As perspectivas para a Inglaterra e o resto do Reino Unido são igualmente incertas. Gupta prevê uma “aceleração ainda mais acentuada” nos casos e internações hospitalares como “lembretes visíveis da pandemia [fall] afastado “após 19 de julho.
“O governo precisa ser flexível em sua abordagem e se comunicar de maneira eficaz com a população”, diz ele, “mas em vez disso, eles fecharam o caminho para qualquer tipo de reversão ou mudança de direção”.
Steven Riley, professor de dinâmica de doenças infecciosas no Imperial College London, está mais otimista. Com o fechamento das escolas e o término do torneio do Campeonato Europeu de futebol “, o efeito líquido de tudo ao redor [July 19] pode não ser um aumento dramático “, diz ele.

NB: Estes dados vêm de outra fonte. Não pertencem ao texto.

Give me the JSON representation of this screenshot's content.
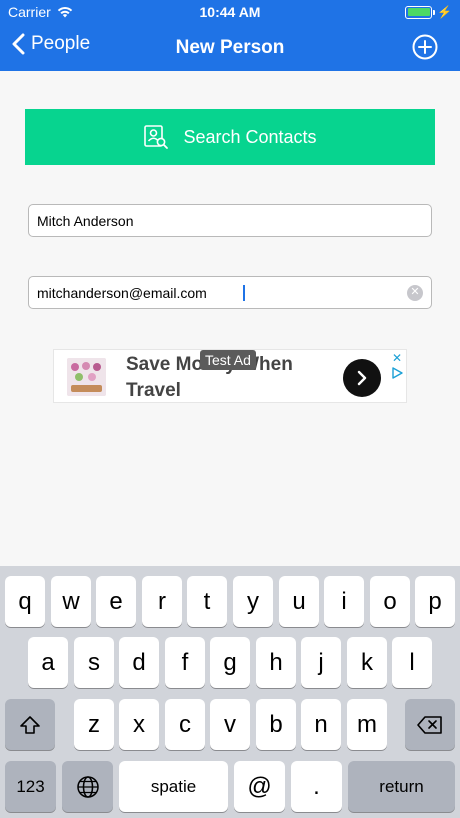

A perspectiva política também não é clara. Embora Johnson tenha desfrutado de uma “recuperação da vacina” desde o início de 2021, duas recentes derrotas eleitorais para os Liberais Democratas e Trabalhistas sugerem que pode estar desaparecendo. O manuseio incorreto do levantamento final das restrições da Covid da Inglaterra pode ser politicamente caro.